The Trumpian global health approach is about greed and lack of cooperation. It takes the standard aid model, which was flawed to begin with, and removes any pretense of altruism.
The internationalist approach would be to help countries obtain self-sufficiency without cutting off aid abruptly and destabilizing people’s lives. The internationalist approach also requires that ordinary Americans understand that our fight here against oligarchic rule—which is denying us good-paying jobs and affordable housing and healthcare, among other things—is connected to the struggle of ordinary people everywhere against exploitation and disposability.
We’re living in the age of pandemics, current and potential. Dr. Peter Hotez, a pediatrician and vaccine scientist who creates low-cost vaccines for neglected tropical diseases, has explained that “zoonotic spillover” events (meaning when infections jump from animals to humans, such as with Covid, Hantavirus, and Ebola) are the “new normal.” What we need to be doing is developing vaccines and medicines for the next outbreak and upping our preparedness—in other words, directly countering the anti-public health policies that have, as Dr. Mateus points out, normalized mass infection, death, and disability from Covid in the last seven years. That includes rejoining the international public health community and rejecting an isolationist stance toward global health.

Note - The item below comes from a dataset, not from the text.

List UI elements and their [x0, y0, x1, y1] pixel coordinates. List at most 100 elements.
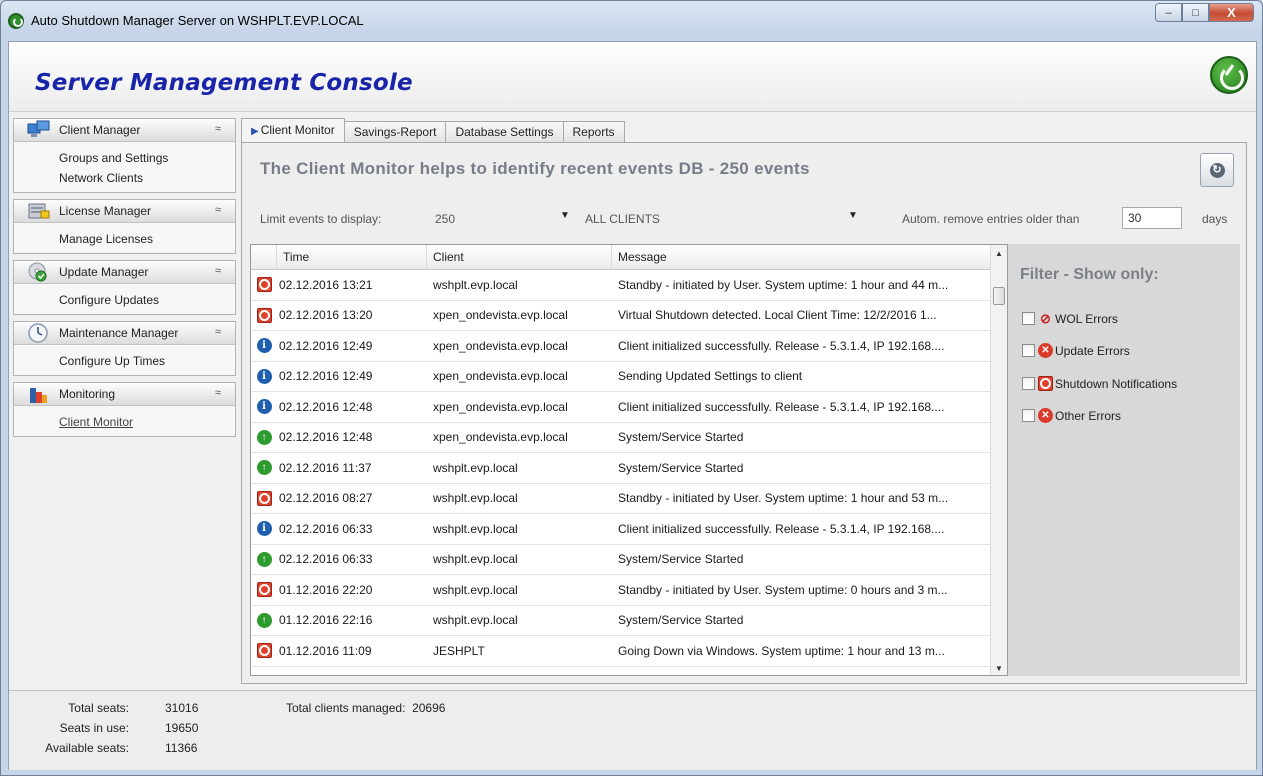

Professor Quandelacy agrees with the idea of developing vaccines for the next outbreak. Even if an outbreak is small, she says, the effects on people can be quite bad. Hantavirus, the cause of the recent cruise ship outbreak, has a high case fatality rate of around 40 percent (not too far off from that of Bundibugyo). Reducing that rate with the use of a vaccine would be helpful. At the same time, she notes that a lot more resources need to go into research and development. While Ebola, for instance, has been floated as a candidate for mRNA vaccine development, cuts to NIH have reduced international research and collaboration, making such advances more difficult. (Scientists are now playing catch up and scrambling to get a vaccine ready for trials.) And Hantavirus, Quandelacy says, tends to show up in the Four Corners region of the U.S., where Arizona, Colorado, New Mexico and Utah meet. “A lot of these diseases are international, but we don’t have to look too far” to find them in our own country, she says.
The Real Enemy is Nationalism
Writing about the protests to the U.S.-proposed Kenyan quarantine facility and Secretary of State Marco Rubio vowing to keep Americans safe while keeping Ebola out, Dr. Mateus observes that this “nationalist rhetoric” distracts from the “critical surge support needed” at the source. “Washington is seeking to ensure that Ebola only kills people in DRC, Uganda and South Sudan, which are to be effectively isolated from any contact with the US.”
America First nationalism seeks to unite people around borders and a contempt for the world’s poor and racialized people. But it will not stop the germs from reaching our shores; it will only feed them.
Despite what our leaders may say and what our economic system may dictate, all the world’s people deserve the care and resources they need to live dignified lives, especially the most marginalized and exploited, whether they are facing genocide in Palestine, or Ebola disease in the DR Congo, or are homeless on our own city streets. Withholding resources from those in need should never be normalized, especially when those in need are those whose wealth has been stolen from them over centuries.
America First is a tombstone that sits atop a grave filled with so many people. We Americans are in there with them.